In recent years, we have come across Lannionnais Jean-Claude Simon in associations like Trégor Swing or Loisir danse Trégor. He is also a cycling instructor at Trégor bicyclette. We often ignore that the smiling Trégorrois is a pioneer in optics and laser data transmission.
Retired since 2013, he still supports, as professor emeritus, the work of young researchers at the Foton Institute in Enssat, where he taught from 2000 to 2011. In June, the physicist was again awarded the Léon Brillouin prize, named after a French physicist exiled to the United States in 1940. Jean-Claude Simon had modest success: “I was not candidate. The director of the Foton Institute asked me if I agreed to submit my application. I knew that it was a plus for the lab, particularly with regard to the CNRS with which it is associated and which grants it resources and positions, I said yes. »
The dawn of fiber optics
Jean-Claude Simon’s career in lasers began during his studies in Paris: “The laser fascinated me, so I presented my thesis in 1975 in this field. » He then arrives in Lannion to visit and join the Cnet (National Center for Telecommunications Studies) transmission and laser study laboratory, at the dawn of work on optical fiber, which conducts light and information. Cnet, attached to the Ministry of Posts and Telecommunications, then became a laboratory of France Télécom, then Orange.
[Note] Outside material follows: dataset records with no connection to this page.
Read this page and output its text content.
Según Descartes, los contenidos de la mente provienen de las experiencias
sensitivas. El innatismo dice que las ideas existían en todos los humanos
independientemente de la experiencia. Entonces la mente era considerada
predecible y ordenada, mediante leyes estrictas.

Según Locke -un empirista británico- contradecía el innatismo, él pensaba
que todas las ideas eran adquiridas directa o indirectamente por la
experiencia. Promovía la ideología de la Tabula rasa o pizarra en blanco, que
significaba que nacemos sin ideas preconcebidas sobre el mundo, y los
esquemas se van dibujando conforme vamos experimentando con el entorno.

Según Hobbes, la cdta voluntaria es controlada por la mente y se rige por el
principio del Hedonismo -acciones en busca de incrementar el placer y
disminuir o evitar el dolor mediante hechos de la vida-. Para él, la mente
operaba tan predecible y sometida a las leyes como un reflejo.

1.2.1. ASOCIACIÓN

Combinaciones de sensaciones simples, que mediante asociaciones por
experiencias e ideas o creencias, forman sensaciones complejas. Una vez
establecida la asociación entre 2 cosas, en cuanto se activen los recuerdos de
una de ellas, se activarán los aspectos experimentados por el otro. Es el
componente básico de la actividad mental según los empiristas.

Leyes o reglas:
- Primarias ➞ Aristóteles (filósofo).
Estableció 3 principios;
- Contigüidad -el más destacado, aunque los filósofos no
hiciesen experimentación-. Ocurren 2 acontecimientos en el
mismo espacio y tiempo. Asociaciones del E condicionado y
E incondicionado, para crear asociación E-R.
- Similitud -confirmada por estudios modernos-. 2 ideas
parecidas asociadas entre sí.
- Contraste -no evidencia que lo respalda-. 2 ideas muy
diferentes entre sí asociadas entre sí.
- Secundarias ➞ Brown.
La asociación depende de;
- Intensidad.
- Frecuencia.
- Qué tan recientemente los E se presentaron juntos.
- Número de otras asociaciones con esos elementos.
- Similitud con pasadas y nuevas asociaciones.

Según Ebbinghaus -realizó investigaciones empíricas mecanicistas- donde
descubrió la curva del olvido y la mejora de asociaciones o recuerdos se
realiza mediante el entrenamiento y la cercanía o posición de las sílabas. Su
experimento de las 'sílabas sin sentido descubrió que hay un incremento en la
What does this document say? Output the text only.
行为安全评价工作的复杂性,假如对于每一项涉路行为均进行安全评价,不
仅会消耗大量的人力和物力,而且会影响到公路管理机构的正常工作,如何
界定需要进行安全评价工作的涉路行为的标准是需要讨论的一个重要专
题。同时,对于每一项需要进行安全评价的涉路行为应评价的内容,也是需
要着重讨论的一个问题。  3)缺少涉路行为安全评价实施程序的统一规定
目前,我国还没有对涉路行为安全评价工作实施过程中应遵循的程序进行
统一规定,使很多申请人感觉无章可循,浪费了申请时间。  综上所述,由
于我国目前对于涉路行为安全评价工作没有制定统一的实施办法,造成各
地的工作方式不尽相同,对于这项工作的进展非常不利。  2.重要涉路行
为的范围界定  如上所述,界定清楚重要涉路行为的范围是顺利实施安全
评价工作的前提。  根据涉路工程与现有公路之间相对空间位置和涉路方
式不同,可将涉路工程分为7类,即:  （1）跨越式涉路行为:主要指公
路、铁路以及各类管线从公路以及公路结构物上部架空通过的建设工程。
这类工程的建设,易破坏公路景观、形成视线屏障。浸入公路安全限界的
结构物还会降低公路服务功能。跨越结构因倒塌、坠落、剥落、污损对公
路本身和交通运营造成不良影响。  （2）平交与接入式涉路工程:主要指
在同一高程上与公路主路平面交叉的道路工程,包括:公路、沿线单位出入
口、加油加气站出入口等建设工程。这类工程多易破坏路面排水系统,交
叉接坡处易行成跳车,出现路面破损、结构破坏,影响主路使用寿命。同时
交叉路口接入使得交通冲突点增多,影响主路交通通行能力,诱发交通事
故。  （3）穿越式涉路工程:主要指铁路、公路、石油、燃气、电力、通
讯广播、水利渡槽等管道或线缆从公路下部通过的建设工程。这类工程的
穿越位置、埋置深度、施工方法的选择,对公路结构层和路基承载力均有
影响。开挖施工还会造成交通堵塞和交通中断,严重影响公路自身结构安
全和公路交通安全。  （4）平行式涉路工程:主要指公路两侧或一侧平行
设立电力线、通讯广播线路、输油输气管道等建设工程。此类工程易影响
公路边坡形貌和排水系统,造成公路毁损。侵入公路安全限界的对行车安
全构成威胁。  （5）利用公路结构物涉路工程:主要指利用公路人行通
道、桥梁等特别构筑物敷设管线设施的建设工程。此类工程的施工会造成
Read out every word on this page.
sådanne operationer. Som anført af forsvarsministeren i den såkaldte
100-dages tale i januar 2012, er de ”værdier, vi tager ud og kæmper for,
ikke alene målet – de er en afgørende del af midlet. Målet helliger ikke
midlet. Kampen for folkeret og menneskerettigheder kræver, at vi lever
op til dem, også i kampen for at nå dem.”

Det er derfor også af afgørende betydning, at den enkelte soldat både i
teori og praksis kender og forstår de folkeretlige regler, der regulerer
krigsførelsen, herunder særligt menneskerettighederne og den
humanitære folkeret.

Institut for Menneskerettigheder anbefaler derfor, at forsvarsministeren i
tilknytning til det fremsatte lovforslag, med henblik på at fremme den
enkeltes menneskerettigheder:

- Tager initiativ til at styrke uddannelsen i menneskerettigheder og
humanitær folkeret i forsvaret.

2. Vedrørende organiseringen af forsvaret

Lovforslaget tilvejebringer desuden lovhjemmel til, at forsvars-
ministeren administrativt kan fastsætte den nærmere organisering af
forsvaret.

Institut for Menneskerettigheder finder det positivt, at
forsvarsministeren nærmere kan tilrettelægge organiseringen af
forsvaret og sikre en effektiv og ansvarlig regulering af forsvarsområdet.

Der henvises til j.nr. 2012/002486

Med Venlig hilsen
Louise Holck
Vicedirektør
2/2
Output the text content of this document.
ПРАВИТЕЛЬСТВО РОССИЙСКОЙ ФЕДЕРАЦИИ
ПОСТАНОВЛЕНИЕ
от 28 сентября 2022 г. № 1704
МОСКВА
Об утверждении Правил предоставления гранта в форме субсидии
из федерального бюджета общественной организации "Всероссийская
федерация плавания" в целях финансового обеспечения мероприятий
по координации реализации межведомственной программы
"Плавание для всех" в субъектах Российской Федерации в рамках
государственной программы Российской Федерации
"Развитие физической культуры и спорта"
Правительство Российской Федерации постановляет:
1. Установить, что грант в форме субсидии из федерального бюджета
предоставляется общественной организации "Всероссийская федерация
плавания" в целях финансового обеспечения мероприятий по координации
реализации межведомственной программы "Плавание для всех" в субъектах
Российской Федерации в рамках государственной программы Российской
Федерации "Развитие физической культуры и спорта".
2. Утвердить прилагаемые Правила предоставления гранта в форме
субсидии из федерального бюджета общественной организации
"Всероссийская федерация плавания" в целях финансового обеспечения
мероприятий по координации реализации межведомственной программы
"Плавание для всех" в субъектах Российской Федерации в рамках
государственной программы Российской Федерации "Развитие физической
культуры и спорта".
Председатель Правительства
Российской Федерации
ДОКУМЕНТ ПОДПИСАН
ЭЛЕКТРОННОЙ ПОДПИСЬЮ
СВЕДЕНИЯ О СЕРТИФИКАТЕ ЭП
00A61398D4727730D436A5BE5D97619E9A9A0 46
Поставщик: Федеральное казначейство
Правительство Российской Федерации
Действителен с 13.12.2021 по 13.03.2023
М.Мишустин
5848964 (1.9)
His idea: to transpose electronic circuits into optics and amplify the laser effect, in order to transmit more information more quickly. A success, according to the Foton Institute: “It obtains world firsts in amplification in semiconductor lasers. Ten years before the advent of the first fiber amplifiers, he succeeded in demonstrating that optical amplification constituted a viable solution for optical communications. » All this at a time when there is less information to transmit. Radio and television were broadcast via microwave, telephones operated via copper wires and the Internet was in its infancy.
“Great freedom and means”
“In order to amplify the signal by laser diode, I bought inexpensive components in the United States on which I made additional thin layers,” explains the physicist, before specifying: “To make a laser, we need mirrors. To amplify it, you have to remove the mirrors, this was the objective of the thin layers. It was worth a scientific publication. That’s when people started to believe in it, because you can fit an immense amount of data into a single component! »
Jean-Claude Simon praises the years spent at Cnet: “We had great freedom and resources, in particular thanks to my boss, Michel Tréheux, who believed in it. » He left France Télécoms in 1998, when the first start-ups were launched. Some of his colleagues choose to start businesses, he joins the university setting. “The director of Enssat contacted me and I prepared a project funded by the State and the region to create a laboratory which hosted the research and skills of France Telecom. »
The Léon Brillouin Prize therefore crowns years of research punctuated by numerous advances and 267 often cited scientific publications. What the physicist is careful not to specify.